Que no se nos pierda ni una astilla del viejo tronco, que,
posiblemente, pueda destinarse el maderamen del consumido árbol para, siguiendo
las pautas de la belleza de que lo había dotado el Creador, volver a
recuperarla transformado en efigie acabada de bellezas singulares, si el
artista pone sus manos a la tarea de su transformación y nuevo retalle.

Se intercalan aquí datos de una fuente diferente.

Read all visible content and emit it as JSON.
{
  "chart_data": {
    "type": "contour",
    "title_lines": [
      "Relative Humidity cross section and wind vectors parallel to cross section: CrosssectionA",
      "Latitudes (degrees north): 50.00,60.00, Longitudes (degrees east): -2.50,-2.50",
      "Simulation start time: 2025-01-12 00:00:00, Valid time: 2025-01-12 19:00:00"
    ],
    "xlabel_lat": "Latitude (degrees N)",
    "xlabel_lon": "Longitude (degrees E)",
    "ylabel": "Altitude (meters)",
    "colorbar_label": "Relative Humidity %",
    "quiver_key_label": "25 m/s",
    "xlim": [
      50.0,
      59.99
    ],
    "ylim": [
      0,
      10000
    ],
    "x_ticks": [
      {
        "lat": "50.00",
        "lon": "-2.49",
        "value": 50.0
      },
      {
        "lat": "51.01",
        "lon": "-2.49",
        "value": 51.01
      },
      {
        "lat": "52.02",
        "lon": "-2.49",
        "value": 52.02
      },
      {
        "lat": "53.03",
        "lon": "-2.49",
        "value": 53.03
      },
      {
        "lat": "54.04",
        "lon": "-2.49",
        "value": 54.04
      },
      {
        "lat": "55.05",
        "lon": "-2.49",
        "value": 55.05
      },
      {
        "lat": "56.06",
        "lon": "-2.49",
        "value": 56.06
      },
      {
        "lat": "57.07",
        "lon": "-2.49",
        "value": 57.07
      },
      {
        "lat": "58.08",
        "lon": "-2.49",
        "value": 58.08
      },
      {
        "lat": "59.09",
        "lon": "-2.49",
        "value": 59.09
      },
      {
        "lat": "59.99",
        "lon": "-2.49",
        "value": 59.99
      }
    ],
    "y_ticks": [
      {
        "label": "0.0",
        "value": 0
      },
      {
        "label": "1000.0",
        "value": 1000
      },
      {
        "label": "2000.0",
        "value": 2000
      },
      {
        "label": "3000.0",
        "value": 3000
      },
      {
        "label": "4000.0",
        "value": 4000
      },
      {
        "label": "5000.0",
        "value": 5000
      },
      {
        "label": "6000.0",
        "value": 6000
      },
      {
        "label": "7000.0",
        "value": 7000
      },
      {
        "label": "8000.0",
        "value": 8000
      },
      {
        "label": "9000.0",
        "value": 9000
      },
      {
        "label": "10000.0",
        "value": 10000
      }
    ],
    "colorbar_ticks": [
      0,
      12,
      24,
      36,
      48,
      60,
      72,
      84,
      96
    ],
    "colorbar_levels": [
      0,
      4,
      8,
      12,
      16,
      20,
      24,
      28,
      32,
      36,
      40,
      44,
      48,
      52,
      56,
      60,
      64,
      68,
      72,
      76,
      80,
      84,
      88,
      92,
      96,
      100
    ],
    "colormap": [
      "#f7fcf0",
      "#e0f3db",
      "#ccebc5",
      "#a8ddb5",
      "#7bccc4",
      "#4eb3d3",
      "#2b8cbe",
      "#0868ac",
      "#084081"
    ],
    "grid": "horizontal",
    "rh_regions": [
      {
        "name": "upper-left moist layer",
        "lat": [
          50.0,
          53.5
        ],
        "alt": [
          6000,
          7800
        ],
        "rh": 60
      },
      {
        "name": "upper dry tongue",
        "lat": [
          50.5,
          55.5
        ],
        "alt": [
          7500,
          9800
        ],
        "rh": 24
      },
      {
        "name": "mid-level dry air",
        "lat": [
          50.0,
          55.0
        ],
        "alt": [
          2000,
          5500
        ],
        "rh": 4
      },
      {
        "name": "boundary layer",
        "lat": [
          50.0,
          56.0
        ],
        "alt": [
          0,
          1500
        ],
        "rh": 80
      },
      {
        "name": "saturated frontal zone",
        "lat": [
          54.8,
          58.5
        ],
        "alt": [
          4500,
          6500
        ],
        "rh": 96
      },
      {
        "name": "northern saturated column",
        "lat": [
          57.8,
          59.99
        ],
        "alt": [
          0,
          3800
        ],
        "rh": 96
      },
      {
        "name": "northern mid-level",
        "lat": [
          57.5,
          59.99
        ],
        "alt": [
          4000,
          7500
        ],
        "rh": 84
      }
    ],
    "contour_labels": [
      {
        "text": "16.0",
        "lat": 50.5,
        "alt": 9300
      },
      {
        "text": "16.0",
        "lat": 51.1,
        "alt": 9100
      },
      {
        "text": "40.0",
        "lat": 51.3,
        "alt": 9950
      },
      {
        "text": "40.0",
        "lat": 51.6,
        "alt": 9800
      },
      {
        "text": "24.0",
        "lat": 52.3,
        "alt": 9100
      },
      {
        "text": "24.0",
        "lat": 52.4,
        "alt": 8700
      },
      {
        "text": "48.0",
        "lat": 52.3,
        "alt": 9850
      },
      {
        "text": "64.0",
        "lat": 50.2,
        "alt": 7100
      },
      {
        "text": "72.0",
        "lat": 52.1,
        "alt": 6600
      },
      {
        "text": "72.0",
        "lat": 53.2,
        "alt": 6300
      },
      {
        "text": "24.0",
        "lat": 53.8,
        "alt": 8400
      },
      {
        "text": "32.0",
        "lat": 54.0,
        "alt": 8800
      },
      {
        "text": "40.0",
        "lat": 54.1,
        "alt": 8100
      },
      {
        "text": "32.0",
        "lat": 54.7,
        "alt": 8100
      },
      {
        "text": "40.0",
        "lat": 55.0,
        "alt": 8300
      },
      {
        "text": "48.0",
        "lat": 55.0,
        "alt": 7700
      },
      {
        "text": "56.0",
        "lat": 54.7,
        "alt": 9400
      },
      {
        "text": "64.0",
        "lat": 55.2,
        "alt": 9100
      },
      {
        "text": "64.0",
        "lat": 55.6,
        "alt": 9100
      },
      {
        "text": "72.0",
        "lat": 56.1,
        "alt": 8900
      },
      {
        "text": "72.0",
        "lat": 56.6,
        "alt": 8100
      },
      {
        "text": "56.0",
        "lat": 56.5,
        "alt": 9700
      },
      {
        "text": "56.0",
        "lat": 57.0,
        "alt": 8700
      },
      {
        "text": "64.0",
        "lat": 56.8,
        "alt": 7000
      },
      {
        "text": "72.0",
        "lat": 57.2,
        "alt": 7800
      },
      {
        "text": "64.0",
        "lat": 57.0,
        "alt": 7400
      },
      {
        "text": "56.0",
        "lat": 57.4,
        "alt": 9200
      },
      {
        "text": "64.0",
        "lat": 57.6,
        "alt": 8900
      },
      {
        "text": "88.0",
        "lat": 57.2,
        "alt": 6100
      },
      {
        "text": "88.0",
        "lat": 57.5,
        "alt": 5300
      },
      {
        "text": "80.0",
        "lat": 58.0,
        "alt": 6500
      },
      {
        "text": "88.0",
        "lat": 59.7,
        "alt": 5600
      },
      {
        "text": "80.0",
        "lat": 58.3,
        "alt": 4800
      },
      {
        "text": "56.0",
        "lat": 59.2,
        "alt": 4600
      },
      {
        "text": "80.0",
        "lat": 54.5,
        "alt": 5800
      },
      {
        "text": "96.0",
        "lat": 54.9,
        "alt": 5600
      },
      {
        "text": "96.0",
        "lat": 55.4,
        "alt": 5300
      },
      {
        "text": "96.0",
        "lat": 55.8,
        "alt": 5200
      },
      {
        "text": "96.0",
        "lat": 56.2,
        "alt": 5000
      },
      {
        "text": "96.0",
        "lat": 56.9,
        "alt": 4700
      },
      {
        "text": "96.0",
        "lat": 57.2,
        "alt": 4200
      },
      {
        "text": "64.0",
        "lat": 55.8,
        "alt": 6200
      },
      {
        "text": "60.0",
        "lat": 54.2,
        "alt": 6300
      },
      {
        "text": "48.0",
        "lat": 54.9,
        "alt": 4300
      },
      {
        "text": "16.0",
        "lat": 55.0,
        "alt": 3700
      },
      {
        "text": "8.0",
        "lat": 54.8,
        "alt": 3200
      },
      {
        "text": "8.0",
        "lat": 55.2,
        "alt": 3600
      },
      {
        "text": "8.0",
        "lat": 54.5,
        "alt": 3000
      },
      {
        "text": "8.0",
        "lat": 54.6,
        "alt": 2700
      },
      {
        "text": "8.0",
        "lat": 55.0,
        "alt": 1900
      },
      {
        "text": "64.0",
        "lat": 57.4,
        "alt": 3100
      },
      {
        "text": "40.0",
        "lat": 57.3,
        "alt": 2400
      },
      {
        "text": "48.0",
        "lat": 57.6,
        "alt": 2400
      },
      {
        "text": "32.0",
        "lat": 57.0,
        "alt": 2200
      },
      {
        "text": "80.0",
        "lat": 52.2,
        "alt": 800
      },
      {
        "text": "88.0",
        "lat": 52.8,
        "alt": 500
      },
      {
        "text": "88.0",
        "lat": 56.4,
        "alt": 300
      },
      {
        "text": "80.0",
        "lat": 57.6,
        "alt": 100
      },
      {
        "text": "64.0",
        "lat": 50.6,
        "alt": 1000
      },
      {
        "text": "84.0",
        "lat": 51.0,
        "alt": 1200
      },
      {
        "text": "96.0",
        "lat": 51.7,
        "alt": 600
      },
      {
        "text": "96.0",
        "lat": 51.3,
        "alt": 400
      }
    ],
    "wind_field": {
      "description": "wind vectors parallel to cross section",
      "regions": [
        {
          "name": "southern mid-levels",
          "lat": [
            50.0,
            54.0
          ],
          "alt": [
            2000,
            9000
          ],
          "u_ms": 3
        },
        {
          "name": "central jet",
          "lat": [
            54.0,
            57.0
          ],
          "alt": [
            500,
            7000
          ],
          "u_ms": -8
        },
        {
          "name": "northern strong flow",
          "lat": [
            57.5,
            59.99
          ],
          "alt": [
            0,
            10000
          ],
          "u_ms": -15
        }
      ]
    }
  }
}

Del añoso y vetusto y envejecido tronco tenemos confianza en que
volverá a brotar nuevo retoño, que continúe las vivencias de su antecesor, en
el hueco mismo donde aquel estuvo plantado, para conocer nuevos azares y
avatares que permitan a la rediviva planta, al nuevo esqueje, al vástago nuevo,
al brote que ya se halla en ciernes, volver a ser, cuando acumule otros
doscientos años y muchos más, para ser perennemente el centenario olivo, que
conocieron las pasadas generaciones y del que nosotros, la presente generación,
nos hemos visto privados. Entre esperanzas y optimismos, una cosa profundamente
ansío: seguir contemplando redivivo el viejo olivo centenario.